Als Kind, sagt Jörn, sei er ziemlich chaotisch gewesen. Vom Hamburger Berg zog die Familie zuerst in einen Schrebergarten nach Bahrenfeld, von dort nach Iserbrook. Nach dem Hauptschulabschluss machte Jörn eine Lehre als Restaurantfachmann im Bahrenfelder Forsthaus. „Ich war dort der erste Lehrling.“ Und der, der seine Abschlussprüfung verhauen hat, weil er statt um 8.15 Uhr erst um 8.45 Uhr in der Berufsschule an der Angerstraße erschienen war. „Jede Minute Verspätung bedeutete einen Punkt Abzug.“ Sein überaus verständnisvoller Chef hat ihn trotzdem übernommen, aber gleichzeitig darauf bestanden, dass er die Prüfung ein halbes Jahr später wiederholt. „Das habe ich ihm geschworen – und auch geschafft.“

Anfangs war der Handschuh ein Frühstückslokal

Jörn Nürnberg arbeitete später im Ratsweinkeller und im Café Gustav Adolf an den Großen Bleichen. Irgendwann fragte ihn sein Vater, ob er nicht mal für ein halbes Jahr im Handschuh aushelfen könne. Der Onkel war gestorben, sie brauchten dringend Unterstützung. „Ich habe erst abgelehnt: Vadder, das ist überhaupt nicht mehr meine Welt.“ Natürlich kannte er den Laden, hatte hier schließlich mit seinem Opa regelmäßig Klabberjass gespielt. Anfangs war der Goldene Handschuh ein Frühstückslokal, das an sieben Tagen in der Woche um vier Uhr morgens öffnete und mittags geschlossen wurde.

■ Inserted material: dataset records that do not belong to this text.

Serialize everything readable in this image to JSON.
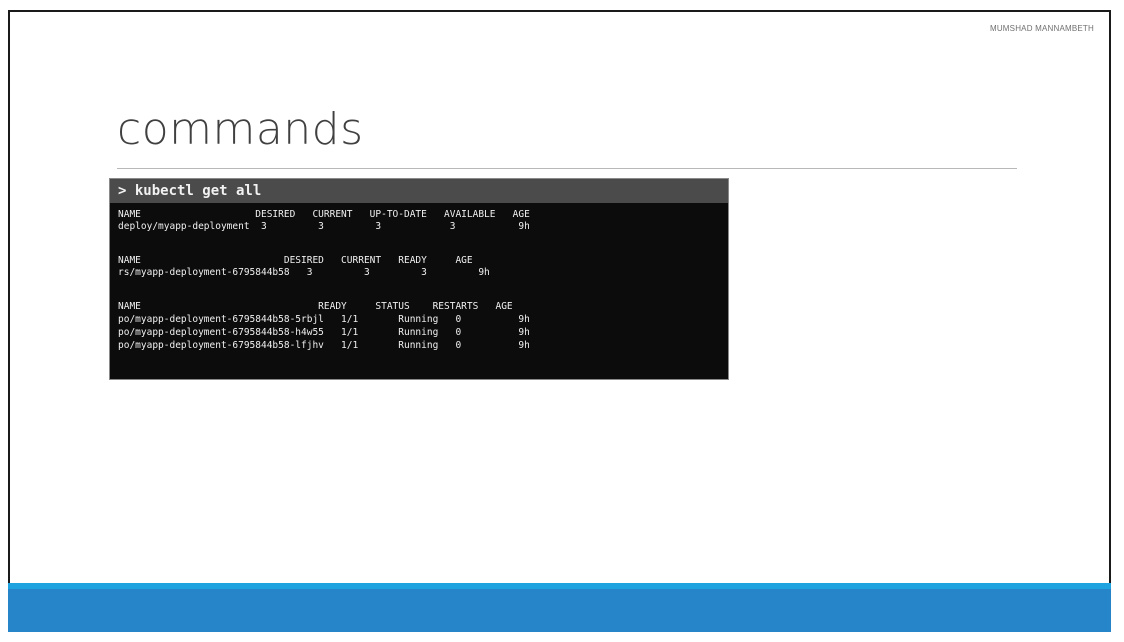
{
  "slide": {
    "author": "MUMSHAD MANNAMBETH",
    "title": "commands"
  },
  "terminal": {
    "command": "> kubectl get all",
    "lines": [
      "NAME                    DESIRED   CURRENT   UP-TO-DATE   AVAILABLE   AGE",
      "deploy/myapp-deployment  3         3         3            3           9h",
      "",
      "NAME                         DESIRED   CURRENT   READY     AGE",
      "rs/myapp-deployment-6795844b58   3         3         3         9h",
      "",
      "NAME                               READY     STATUS    RESTARTS   AGE",
      "po/myapp-deployment-6795844b58-5rbjl   1/1       Running   0          9h",
      "po/myapp-deployment-6795844b58-h4w55   1/1       Running   0          9h",
      "po/myapp-deployment-6795844b58-lfjhv   1/1       Running   0          9h"
    ]
  },
  "colors": {
    "accent_bar_light": "#1fa3e0",
    "accent_bar_dark": "#2684c8",
    "terminal_bg": "#0c0c0c",
    "terminal_header": "#4b4b4b"
  }
}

Mit dem Rauchverbot verschwanden die Speisen, dafür verlängerten sich die Öffnungszeiten. Nun hat die Kneipe an 365 Tagen im Jahr rund um die Uhr auf. Es gibt Flaschenbier. Holsten und Astra für 2,20 Euro. Schnäpse kosten genauso viel. Korn 1,50 Euro, Mexikana 1,30 Euro. „Wir arbeiten in drei Schichten“, sagt Jörn. Aus dem halben Jahr wurde sozusagen lebenslänglich. Irgendwann hat er die Regie übernommen.

Als er den Laden noch zusammen mit seinem Bruder Sascha führte, hatte er meist die Frühschicht. „Wenn ich morgens um vier Uhr anfing, habe ich noch nicht die Sprache der Gäste gesprochen.“ Ein, zwei Wodka halfen, die Verständigungsprobleme zu überwinden.

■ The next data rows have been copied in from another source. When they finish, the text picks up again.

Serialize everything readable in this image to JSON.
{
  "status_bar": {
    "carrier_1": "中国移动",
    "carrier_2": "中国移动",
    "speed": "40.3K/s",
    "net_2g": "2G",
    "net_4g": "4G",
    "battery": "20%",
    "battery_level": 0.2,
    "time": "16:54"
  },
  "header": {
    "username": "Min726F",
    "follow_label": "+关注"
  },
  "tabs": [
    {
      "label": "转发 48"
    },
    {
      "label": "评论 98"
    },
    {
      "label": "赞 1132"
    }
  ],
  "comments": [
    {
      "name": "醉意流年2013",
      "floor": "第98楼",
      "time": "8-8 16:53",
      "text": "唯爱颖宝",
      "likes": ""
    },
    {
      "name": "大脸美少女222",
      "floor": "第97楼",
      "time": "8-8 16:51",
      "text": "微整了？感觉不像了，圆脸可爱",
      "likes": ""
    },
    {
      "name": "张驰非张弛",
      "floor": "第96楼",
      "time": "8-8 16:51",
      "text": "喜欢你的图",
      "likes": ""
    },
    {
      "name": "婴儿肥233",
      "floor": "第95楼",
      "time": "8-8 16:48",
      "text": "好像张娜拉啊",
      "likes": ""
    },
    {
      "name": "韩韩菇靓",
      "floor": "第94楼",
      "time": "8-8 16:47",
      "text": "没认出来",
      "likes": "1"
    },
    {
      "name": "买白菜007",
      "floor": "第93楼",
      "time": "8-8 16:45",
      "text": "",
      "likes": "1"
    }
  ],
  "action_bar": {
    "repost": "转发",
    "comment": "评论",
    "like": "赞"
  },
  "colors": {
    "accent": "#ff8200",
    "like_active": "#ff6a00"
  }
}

Das Besondere an dem Kiezlokal

Was ist das Besondere am Handschuh? „Die Vielseitigkeit der Gäste“, sagt er. Junge und Alte, Arme und Reiche. „Der Assi und der Anwalt“, sagt er. „Hier kommen Leute ins Gespräch, die sonst nichts miteinander zu tun haben.“ Was ist das Wichtigste in der Gastronomie? „Es geht zuallererst um Freundlichkeit und Toleranz.“ Und um Sauberkeit. „Das A und O, auch wenn das vielleicht auf den ersten Blick nicht so aussieht, wenn man reinkommt.“ Jörn legt Wert darauf, dass seine Mitarbeiter immer frische Klamotten anhaben.

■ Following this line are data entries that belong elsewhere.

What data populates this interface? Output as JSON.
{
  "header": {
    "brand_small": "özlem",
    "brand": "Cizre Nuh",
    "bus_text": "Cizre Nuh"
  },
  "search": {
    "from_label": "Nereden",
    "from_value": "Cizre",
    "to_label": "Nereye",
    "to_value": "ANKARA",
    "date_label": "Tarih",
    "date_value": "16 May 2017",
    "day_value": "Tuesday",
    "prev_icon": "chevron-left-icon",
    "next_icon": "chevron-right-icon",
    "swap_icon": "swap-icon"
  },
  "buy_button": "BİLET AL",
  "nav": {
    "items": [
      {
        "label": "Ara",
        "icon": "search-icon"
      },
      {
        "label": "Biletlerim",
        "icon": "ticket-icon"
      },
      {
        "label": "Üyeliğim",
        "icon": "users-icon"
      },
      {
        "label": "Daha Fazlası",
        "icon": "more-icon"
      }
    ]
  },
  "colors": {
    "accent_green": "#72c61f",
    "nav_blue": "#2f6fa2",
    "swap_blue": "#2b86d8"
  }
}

Inzwischen gehören Jörn und Sascha die drei nebeneinander liegenden Häuser („Baujahr 1905, hier kannst du mit dem Akkuschrauber durch die Wand bohren“) am Hamburger Berg. „Vor 20 Jahren bekamen wir das Angebot, die Häuser mit rund 20 Wohnungen zu kaufen.“ Sein Vater und sein Onkel wollten sich nicht verschulden. Aber Jörn hat sich durchgesetzt. „Wenn wir das nicht selbst kaufen, bricht uns das das Genick“, hat er gesagt. Sie haben alles Geld zusammengekratzt, an dem Millionenkredit werden sie noch einige Jahre abzahlen müssen. „Aber das war die beste Entscheidung“, sagt Jörn, der in zweiter Ehe verheiratet ist, das Paar hat zusammen vier Kinder.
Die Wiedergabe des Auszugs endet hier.